Another idea would be to use a JavaScript parser and locate a variable declaration node, check the identifier to be of a desired value and extract the initializer. Example using slimit parser:

from bs4 import BeautifulSoup
from slimit import ast
from slimit.parser import Parser
from slimit.visitors import nodevisitor


data = """
<script>
var my = 'hello';
var name = 'hi';
var is = 'halo';
</script>
"""

soup = BeautifulSoup(data, "html.parser")

script = soup.find("script", text=lambda text: text and "var my" in text)

# parse js
parser = Parser()
tree = parser.parse(script.text)
for node in nodevisitor.visit(tree):
    if isinstance(node, ast.VarDecl) and node.identifier.value == 'my':
        print(node.initializer.value)

Prints hello.

alecxe
  • 462,703
  • 120
  • 1,088
  • 1,195
0

the answer, pattern = re.compile(r"var my = '(.*?)';$", re.MULTILINE | re.DOTALL) should get a wrong way, have to remove the line-end sign $ when set re.MULTILINE re.DOTALL at same time.

try with python 3.6.4

J.Z
  • 927
  • 6
  • 4
0

Building on @alecxe's answer, but considering a more complex case of an array of dictionaries - or an array of flat json objects:

from bs4 import BeautifulSoup
from slimit import ast
from slimit.parser import Parser
from slimit.visitors import nodevisitor


data = """
<script>
var my = [{'dic1key1':1}, {'dic2key1':1}];
var name = 'hi';
var is = 'halo';
</script>
"""

soup = BeautifulSoup(data, "html.parser")
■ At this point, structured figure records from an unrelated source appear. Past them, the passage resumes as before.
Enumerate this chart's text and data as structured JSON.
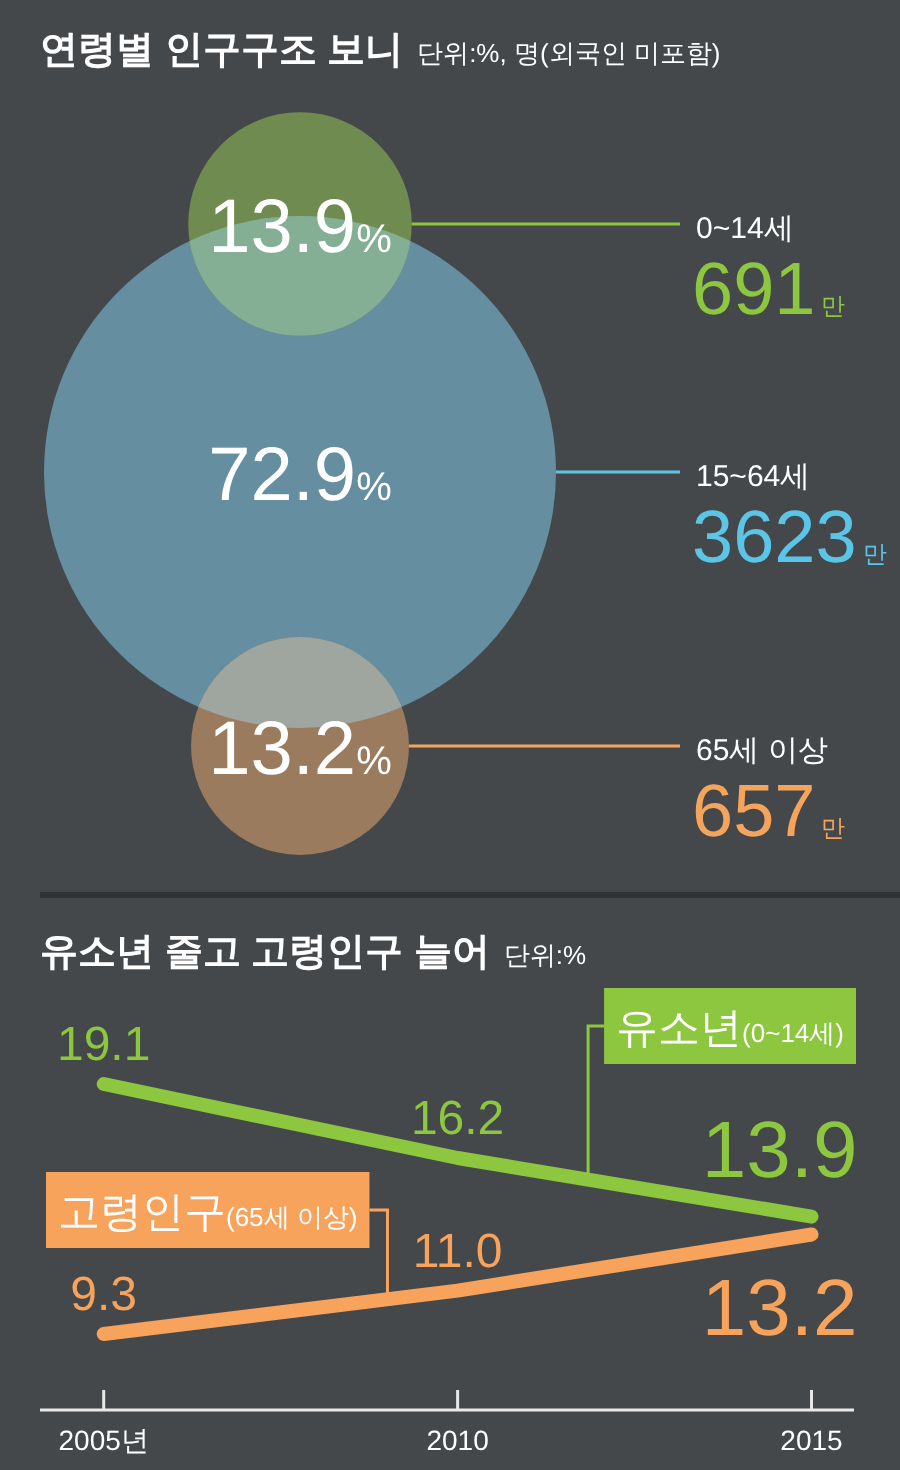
{
  "chart_data": [
    {
      "type": "other",
      "title": "연령별 인구구조 보니",
      "subtitle": "단위:%, 명(외국인 미포함)",
      "categories": [
        "0~14세",
        "15~64세",
        "65세 이상"
      ],
      "series": [
        {
          "values": [
            13.9,
            72.9,
            13.2
          ],
          "value_labels": [
            "13.9%",
            "72.9%",
            "13.2%"
          ],
          "colors": [
            "#6f8b4f",
            "#668ea1",
            "#9a7b5e"
          ]
        },
        {
          "values": [
            691,
            3623,
            657
          ],
          "value_labels": [
            "691만",
            "3623만",
            "657만"
          ],
          "colors": [
            "#8dc63f",
            "#5bc5e8",
            "#f5a45c"
          ]
        }
      ]
    },
    {
      "type": "line",
      "title": "유소년 줄고 고령인구 늘어",
      "subtitle": "단위:%",
      "x": [
        2005,
        2010,
        2015
      ],
      "xlim": [
        2004.1,
        2015.6
      ],
      "xticks": [
        {
          "value": 2005,
          "label": "2005년"
        },
        2010,
        2015
      ],
      "tick_labels": "x",
      "series": [
        {
          "name": "유소년(0~14세)",
          "color": "#8dc63f",
          "values": [
            19.1,
            16.2,
            13.9
          ],
          "value_labels": [
            "19.1",
            "16.2",
            "13.9"
          ]
        },
        {
          "name": "고령인구(65세 이상)",
          "color": "#f7a35c",
          "values": [
            9.3,
            11.0,
            13.2
          ],
          "value_labels": [
            "9.3",
            "11.0",
            "13.2"
          ]
        }
      ]
    }
  ]
}
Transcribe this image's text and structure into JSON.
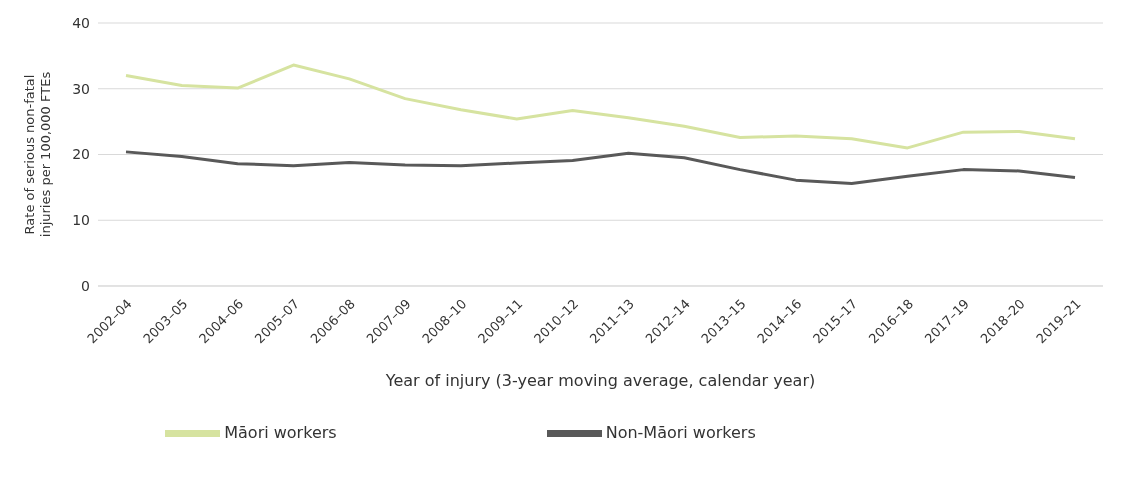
{
  "chart_data": {
    "type": "line",
    "xlabel": "Year of injury (3-year moving average, calendar year)",
    "ylabel": "Rate of serious non-fatal injuries per 100,000 FTEs",
    "categories": [
      "2002–04",
      "2003–05",
      "2004–06",
      "2005–07",
      "2006–08",
      "2007–09",
      "2008–10",
      "2009–11",
      "2010–12",
      "2011–13",
      "2012–14",
      "2013–15",
      "2014–16",
      "2015–17",
      "2016–18",
      "2017–19",
      "2018–20",
      "2019–21"
    ],
    "series": [
      {
        "name": "Māori workers",
        "color": "#d6e3a0",
        "values": [
          32.0,
          30.5,
          30.1,
          33.6,
          31.5,
          28.5,
          26.8,
          25.4,
          26.7,
          25.6,
          24.3,
          22.6,
          22.8,
          22.4,
          21.0,
          23.4,
          23.5,
          22.4
        ]
      },
      {
        "name": "Non-Māori workers",
        "color": "#595959",
        "values": [
          20.4,
          19.7,
          18.6,
          18.3,
          18.8,
          18.4,
          18.3,
          18.7,
          19.1,
          20.2,
          19.5,
          17.7,
          16.1,
          15.6,
          16.7,
          17.7,
          17.5,
          16.5
        ]
      }
    ],
    "ylim": [
      0,
      40
    ],
    "yticks": [
      0,
      10,
      20,
      30,
      40
    ],
    "grid": "y",
    "legend": "bottom",
    "marker": "none",
    "line_style": "solid"
  }
}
script = soup.find("script", text=lambda text: text and "var my" in text)

# parse js
parser = Parser()
tree = parser.parse(script.text)
array_items = []
for node in nodevisitor.visit(tree):
    if isinstance(node, ast.VarDecl) and node.identifier.value == 'my':
        for item in node.initializer.items:
            parsed_dict = {getattr(n.left, 'value', '')[1:-1]: getattr(n.right, 'value', '')[1:-1]
                for n in nodevisitor.visit(item)
                if isinstance(n, slimit.ast.Assign)}
        array_items.append(parsed_dict)
print(array_items)
Joey Baruch
  • 4,180
  • 6
  • 34
  • 48